Notre entente est parfaite, il sait ne pas insister quand je suis fatiguée. Comme tu sais je travaille beaucoup, et participe à l'extérieur à pas mal d'événements, donc l'épuisement, c'est assez souvent. Ce qui fait d'ailleurs qu'on ne se croise pas tant. Malgré qu'il semble entièrement libre de son temps, il m'est déjà arrivé d'avoir un peu de mal à le retrouver, communiquer n'est pas son fort, c'est le moins qu'on puisse dire. Après tout, il y a les copains pour ça. Il faut dire aussi que je l'avais alors un peu négligé. Il était d'ailleurs cette fois-là dans un bureau près de la machine à café, lui qui n'en boit jamais.

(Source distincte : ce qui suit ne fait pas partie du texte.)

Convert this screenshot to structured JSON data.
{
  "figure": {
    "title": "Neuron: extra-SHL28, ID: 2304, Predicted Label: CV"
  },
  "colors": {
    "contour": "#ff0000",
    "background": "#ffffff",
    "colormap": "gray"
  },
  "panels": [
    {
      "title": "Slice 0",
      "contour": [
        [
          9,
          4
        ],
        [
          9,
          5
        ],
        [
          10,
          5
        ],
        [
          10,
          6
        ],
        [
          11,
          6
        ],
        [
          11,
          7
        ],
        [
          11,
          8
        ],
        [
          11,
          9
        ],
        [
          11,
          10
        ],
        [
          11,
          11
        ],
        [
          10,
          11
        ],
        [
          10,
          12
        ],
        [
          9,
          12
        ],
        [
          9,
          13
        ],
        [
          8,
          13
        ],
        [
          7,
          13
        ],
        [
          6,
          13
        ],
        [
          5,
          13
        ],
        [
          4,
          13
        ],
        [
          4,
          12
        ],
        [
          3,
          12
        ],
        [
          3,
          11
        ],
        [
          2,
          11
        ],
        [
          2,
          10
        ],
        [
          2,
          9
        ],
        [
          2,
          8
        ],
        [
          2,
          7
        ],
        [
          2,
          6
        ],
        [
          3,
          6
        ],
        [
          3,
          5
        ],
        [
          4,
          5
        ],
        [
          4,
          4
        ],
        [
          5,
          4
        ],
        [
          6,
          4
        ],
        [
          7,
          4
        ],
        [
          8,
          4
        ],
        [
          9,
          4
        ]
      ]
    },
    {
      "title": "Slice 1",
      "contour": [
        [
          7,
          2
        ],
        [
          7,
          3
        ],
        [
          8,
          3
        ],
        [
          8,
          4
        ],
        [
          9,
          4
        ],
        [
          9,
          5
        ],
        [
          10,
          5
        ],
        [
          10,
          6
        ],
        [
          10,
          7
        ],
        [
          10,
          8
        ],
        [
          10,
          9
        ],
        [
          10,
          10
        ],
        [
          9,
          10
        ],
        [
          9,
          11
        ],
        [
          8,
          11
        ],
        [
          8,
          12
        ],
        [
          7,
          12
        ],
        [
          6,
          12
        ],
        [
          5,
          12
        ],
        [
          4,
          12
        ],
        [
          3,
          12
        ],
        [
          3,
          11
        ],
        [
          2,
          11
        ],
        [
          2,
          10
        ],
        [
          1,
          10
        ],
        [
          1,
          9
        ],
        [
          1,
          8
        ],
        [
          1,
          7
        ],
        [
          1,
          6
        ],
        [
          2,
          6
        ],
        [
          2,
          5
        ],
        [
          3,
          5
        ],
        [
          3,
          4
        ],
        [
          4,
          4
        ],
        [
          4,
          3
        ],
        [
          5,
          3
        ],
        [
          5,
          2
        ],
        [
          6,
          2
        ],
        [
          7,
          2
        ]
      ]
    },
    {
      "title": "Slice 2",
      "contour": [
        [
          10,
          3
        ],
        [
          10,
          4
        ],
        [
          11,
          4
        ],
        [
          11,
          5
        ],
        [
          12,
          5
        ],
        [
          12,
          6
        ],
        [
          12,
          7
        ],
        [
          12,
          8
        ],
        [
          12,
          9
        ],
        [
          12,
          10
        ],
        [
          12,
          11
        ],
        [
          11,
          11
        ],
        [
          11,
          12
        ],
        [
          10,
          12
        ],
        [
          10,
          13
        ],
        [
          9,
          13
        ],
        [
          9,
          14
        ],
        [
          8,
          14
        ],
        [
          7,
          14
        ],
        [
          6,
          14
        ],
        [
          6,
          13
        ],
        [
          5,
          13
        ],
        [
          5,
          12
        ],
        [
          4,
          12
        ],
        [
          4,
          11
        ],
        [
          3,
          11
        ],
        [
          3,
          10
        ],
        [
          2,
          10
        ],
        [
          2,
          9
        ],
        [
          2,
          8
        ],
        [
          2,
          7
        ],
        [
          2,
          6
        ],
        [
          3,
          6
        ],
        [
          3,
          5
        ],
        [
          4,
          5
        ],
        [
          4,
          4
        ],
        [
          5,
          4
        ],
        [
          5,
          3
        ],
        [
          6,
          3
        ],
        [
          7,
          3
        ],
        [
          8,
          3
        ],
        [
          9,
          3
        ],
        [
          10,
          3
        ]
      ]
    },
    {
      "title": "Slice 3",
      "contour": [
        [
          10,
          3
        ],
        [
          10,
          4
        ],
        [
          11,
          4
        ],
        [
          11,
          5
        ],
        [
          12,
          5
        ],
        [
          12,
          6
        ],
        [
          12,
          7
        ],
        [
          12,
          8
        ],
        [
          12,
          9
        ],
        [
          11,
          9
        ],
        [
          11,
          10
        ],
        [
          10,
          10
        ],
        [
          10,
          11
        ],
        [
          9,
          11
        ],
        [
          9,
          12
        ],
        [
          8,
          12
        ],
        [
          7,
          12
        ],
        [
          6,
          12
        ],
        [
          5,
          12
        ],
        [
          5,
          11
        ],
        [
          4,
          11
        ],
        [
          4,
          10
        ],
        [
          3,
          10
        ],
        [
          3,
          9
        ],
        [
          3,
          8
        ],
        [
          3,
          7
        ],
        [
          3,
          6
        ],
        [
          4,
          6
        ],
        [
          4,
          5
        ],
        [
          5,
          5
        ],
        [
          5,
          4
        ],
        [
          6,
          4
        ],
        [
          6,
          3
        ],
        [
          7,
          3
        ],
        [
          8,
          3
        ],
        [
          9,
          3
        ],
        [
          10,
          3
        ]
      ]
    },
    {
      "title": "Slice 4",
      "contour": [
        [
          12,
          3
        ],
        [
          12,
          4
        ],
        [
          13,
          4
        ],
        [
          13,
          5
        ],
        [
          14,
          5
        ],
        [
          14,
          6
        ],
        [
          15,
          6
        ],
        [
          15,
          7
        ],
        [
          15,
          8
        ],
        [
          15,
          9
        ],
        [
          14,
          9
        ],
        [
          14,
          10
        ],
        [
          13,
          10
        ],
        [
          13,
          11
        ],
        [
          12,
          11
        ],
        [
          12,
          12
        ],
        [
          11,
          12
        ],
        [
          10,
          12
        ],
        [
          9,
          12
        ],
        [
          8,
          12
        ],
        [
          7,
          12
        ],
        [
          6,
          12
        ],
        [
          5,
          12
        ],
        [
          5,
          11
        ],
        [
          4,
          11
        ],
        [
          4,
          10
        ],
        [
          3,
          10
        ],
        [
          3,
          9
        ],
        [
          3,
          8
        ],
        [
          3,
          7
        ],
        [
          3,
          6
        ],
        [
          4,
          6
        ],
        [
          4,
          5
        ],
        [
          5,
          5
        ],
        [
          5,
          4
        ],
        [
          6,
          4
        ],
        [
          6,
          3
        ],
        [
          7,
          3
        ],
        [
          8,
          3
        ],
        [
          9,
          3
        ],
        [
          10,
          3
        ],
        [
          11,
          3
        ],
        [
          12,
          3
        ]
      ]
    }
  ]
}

En revanche dès qu'il est là, il y est complètement, sans arrière-tracas et me ferait défaillir sans la moindre défaillance si je ne restais pas avec lui encore prudente et mesurée.

Son âge ? Je ne saurais dire. Pour autant que je puisse en juger par une fréquentation aussi fraîche, on dirait que le temps sur lui a peu de prise. Il a de l'expérience en tout cas. Plus que moi. Si je prends mes précautions ? Bien sûr, certaines. Mais pas nécessairement celles que tu crois.
Ça m'amuse qu'à présent tu te soucies à nouveau de moi.

Une seule chose, surtout ne te fâche pas, mais bien souvent en sa présence, voire quand il est en moi, je pense encore à toi. Il y a parfois par moments, certaines choses, comme les rêves, qu'on ne maîtrise pas.